Rogers earned her PhD in 2022 at The Ohio State University and is already turning heads across the world for her early-career research on algae. 

She was selected as one of 100 youth leaders worldwide to attend the Our Ocean Youth Leadership Summit in Panama City, Panama. Rogers met February 27–March 1 with other youth leaders to discuss efforts to protect and preserve the ocean. The summit concluded by kicking off the Our Ocean Conference, where she will join global leaders of all ages to discuss how youth-led efforts can offer new ocean solutions. The events are cohosted by Our Ocean Conferences and Sustainable Ocean Alliance. 

Immediately after the conference, Rogers traveled to Miami, Florida, as one of 250 youth leaders to attend the Future Leaders Climate Summit, hosted by the Aspen Institute. During the first part of the conference, Rogers attended the Future Leaders Climate Summit for those ages 18–30 from March 3–6. The conference then transitioned to the Aspen Ideas: Climate Conference from March 6–9. Rogers will have the opportunity to collaborate with youth and other leaders to brainstorm new climate initiatives. 
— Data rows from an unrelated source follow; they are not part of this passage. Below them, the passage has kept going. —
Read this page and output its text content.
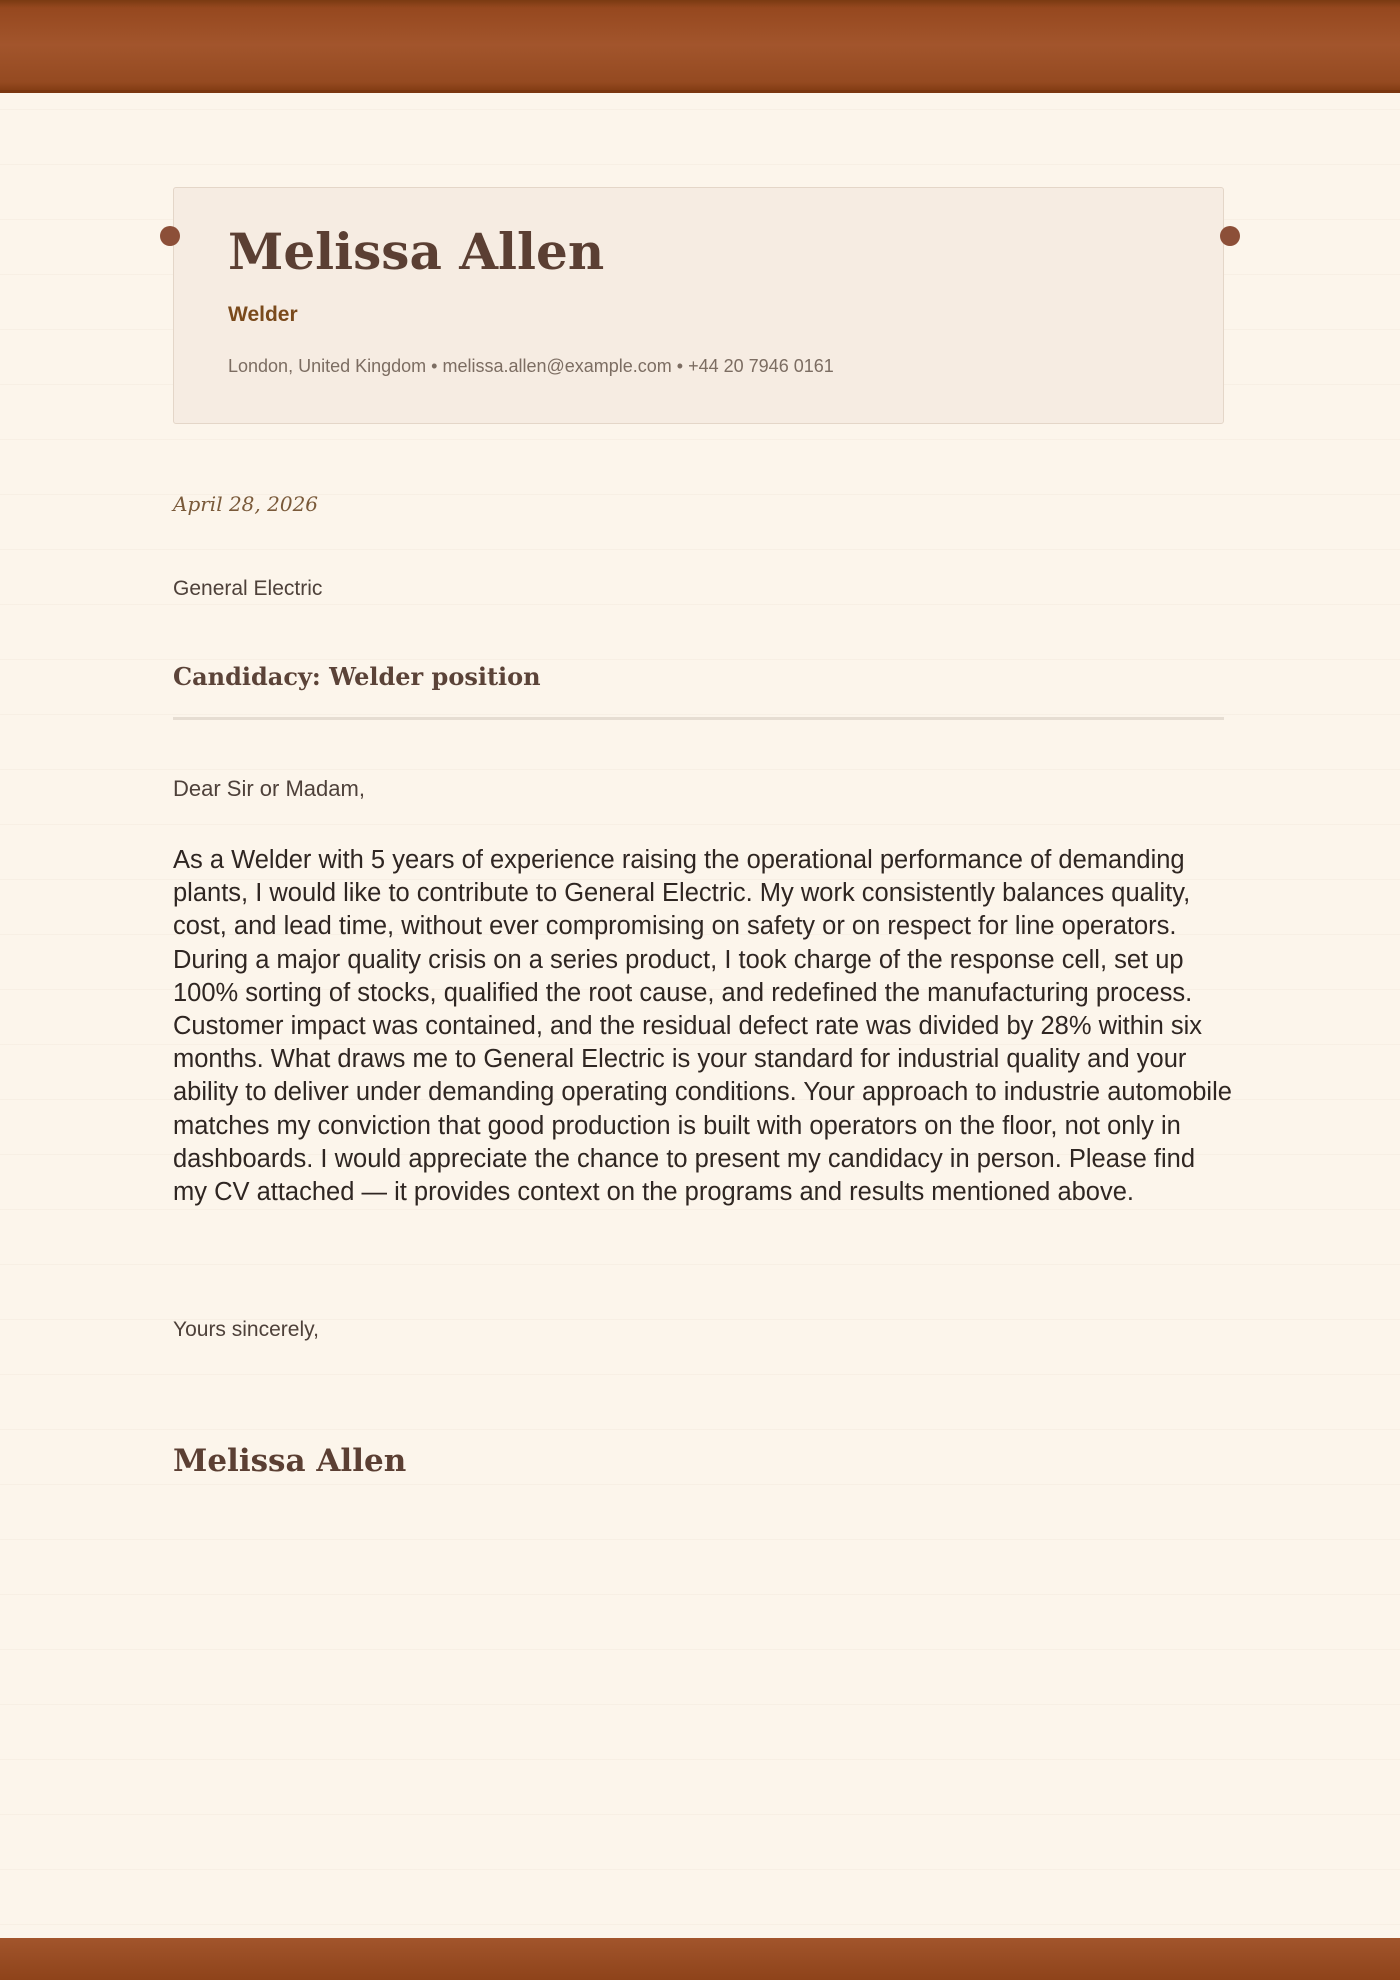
Melissa Allen
Welder
London, United Kingdom • melissa.allen@example.com • +44 20 7946 0161
April 28, 2026
General Electric
Candidacy: Welder position
Dear Sir or Madam,

As a Welder with 5 years of experience raising the operational performance of demanding plants, I would like to contribute to General Electric. My work consistently balances quality, cost, and lead time, without ever compromising on safety or on respect for line operators. During a major quality crisis on a series product, I took charge of the response cell, set up 100% sorting of stocks, qualified the root cause, and redefined the manufacturing process. Customer impact was contained, and the residual defect rate was divided by 28% within six months. What draws me to General Electric is your standard for industrial quality and your ability to deliver under demanding operating conditions. Your approach to industrie automobile matches my conviction that good production is built with operators on the floor, not only in dashboards. I would appreciate the chance to present my candidacy in person. Please find my CV attached — it provides context on the programs and results mentioned above.

Yours sincerely,
Melissa Allen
“I’m really excited,” she said. “It’s a privilege to be one of so many talented scientists, artists, policy influencers, and others at the summit who are working to protect our oceans and our climate.” 

Finding answers to the tough questions 

There are many complex questions regarding the future of algae—both good and bad. 

In recent years, both beneficial and harmful algae research have increased due to rising temperatures, nutrient runoff to waterways, and extreme weather events like hurricanes―changes that Rogers said have had a significant impact on algae. 

“By pairing the fundamental findings through my research with climate models, we aim to understand what algae are doing to our water sources, our atmosphere, and our climate,” she said.